Figure 8. RT-PCR analysis for changes in HSP60 mRNA in cryptorchid testis. (A) RT-PCR of HSP60 : Using total RNA extracted from cryptorchid testis; RT-PCR of actin mRNA as a control; (B) Analysis of HSP60 mRNA by scanning the RT-PCR blot density. The results show that HSP60 mRNA was increased in cryptorchid testis. N, scrotal normal testis; d1 to d15 represent cryptorchid testis on day 1, 3, 5, 7, 10 and day 15 after surgery respectively. Experiments were repeated three times. Data were shown as means SD (n=3). O.D., optical density.

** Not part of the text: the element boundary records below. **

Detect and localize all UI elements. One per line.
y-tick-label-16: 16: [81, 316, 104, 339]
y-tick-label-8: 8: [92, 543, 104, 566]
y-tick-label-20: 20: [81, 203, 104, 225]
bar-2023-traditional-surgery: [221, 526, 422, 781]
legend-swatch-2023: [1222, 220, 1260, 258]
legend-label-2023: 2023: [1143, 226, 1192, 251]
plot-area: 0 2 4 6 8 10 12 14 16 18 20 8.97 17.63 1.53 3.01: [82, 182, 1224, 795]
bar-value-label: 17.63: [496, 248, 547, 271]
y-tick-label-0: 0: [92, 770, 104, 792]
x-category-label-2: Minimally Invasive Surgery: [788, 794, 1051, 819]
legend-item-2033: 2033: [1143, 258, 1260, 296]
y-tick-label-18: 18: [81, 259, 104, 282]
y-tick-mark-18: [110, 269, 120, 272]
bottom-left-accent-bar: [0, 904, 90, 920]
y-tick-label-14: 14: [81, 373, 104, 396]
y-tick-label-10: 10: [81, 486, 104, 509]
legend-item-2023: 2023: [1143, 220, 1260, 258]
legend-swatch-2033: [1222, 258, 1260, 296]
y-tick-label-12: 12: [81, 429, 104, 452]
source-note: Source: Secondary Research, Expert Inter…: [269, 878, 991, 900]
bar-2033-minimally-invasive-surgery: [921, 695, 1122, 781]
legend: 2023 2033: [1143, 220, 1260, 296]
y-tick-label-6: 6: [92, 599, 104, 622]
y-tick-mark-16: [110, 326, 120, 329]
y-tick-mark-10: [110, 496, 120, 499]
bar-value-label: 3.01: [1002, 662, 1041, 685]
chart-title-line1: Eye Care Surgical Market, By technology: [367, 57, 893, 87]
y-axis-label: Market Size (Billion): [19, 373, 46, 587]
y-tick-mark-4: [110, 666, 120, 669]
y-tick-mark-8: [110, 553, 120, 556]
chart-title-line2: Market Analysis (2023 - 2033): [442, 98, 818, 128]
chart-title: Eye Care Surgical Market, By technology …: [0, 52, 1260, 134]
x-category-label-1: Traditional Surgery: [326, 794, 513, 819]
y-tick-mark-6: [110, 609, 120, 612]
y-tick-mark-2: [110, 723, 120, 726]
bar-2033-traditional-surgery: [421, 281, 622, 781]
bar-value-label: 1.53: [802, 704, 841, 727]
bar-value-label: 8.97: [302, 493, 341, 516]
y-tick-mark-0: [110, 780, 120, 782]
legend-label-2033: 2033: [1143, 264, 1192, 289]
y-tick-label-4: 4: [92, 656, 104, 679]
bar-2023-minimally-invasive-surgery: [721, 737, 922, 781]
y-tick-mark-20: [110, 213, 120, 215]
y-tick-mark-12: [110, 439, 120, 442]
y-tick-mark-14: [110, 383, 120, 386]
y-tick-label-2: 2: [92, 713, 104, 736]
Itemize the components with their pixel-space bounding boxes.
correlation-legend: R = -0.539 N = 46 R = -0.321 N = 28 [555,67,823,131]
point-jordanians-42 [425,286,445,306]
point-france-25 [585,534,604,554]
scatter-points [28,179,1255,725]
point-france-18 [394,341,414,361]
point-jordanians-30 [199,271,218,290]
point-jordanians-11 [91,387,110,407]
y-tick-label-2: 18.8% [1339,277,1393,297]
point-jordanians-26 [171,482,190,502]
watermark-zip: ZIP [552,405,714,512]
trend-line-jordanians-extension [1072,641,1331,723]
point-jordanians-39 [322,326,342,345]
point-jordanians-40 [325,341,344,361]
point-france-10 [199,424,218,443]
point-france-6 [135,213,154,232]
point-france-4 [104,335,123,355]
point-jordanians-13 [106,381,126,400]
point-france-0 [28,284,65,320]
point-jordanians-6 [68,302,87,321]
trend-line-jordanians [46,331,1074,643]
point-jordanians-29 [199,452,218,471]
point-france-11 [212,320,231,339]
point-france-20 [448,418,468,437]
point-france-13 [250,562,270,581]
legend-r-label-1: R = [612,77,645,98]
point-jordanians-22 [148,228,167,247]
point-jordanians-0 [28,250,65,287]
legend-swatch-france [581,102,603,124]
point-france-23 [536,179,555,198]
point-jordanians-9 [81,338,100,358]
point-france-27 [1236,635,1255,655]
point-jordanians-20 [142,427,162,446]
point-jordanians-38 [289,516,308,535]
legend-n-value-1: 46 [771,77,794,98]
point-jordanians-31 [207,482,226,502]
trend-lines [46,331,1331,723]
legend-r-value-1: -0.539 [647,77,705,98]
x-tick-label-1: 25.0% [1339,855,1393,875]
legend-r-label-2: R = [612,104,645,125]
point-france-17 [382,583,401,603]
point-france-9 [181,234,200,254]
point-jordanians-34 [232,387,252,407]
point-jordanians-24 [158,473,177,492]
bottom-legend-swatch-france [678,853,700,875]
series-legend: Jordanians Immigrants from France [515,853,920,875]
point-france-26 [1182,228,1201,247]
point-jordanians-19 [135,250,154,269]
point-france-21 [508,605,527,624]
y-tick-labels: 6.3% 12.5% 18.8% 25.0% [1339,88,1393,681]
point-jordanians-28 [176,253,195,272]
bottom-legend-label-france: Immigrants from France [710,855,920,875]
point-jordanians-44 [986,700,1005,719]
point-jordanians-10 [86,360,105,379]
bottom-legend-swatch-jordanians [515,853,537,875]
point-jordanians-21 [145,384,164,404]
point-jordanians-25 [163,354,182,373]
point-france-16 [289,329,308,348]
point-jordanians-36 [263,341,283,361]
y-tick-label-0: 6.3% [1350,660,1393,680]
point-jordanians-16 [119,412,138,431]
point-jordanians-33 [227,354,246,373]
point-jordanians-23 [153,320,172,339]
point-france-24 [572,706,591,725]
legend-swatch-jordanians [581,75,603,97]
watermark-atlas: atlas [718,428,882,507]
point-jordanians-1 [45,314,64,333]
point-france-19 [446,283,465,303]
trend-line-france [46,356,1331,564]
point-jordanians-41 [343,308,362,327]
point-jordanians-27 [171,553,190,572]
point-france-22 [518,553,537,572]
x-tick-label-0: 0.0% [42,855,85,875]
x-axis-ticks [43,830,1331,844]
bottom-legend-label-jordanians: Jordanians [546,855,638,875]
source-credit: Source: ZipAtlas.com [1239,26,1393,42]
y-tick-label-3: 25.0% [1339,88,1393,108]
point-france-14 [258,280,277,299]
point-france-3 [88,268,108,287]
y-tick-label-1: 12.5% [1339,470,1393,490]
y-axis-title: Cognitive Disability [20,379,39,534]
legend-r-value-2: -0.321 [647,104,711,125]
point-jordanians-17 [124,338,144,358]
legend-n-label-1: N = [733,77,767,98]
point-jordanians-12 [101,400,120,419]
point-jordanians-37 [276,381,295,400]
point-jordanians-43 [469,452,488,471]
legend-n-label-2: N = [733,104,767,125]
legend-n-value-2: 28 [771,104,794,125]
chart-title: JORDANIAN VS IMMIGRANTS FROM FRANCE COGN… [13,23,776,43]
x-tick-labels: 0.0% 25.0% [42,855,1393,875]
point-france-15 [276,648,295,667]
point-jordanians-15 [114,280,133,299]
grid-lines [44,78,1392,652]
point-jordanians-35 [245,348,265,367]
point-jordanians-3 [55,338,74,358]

Figure 9. A schematic representation of germ cell apoptosis induced by cryptorchidism. Two major, the extrinsic and the intrinsic, pathways for caspase activation in germ cells are presented. The extrinsic pathway can be induced by members of the TNF family of cytokine receptors, such as TNFR and Fas. The intrinsic pathway can also be activated by cryptorchidism, resulting in release of cytochrome C from mitochondria and the subsequent apoptosome formation. Both apoptotic pathways activate the common downstream effector protease, caspase-3, to execute apoptosis. p53 can result in increase of Fas expression and hence induce killing by the Fas/Fas ligand pathway. It can also interfere with Bcl-2 family proteins to regulate the fate of germ cell, including elevations in the levels of pro-apoptotic members such as Bax or down-regulation of anti-apoptotic Bcl-2 expression level. On the other hand, up-regulation of mitochondrial Hsp60 expression by cryptorchidism indirectly increase free Bcl-2 protein and decrease free Bax protein in Sertoli cells and spermatogonia to help the inhibition of activating caspase-3, thus inhibiting gem cell apoptosis. The increased LRH-1 production in the cryptorchid testis might accelerate transformation of testosterone into estrogen leading to the decrease in the serum testosterone concentration, subsequently enhancing germ cell apoptosis by activating testosterone-dependent Fas/FasL death receptor pathway.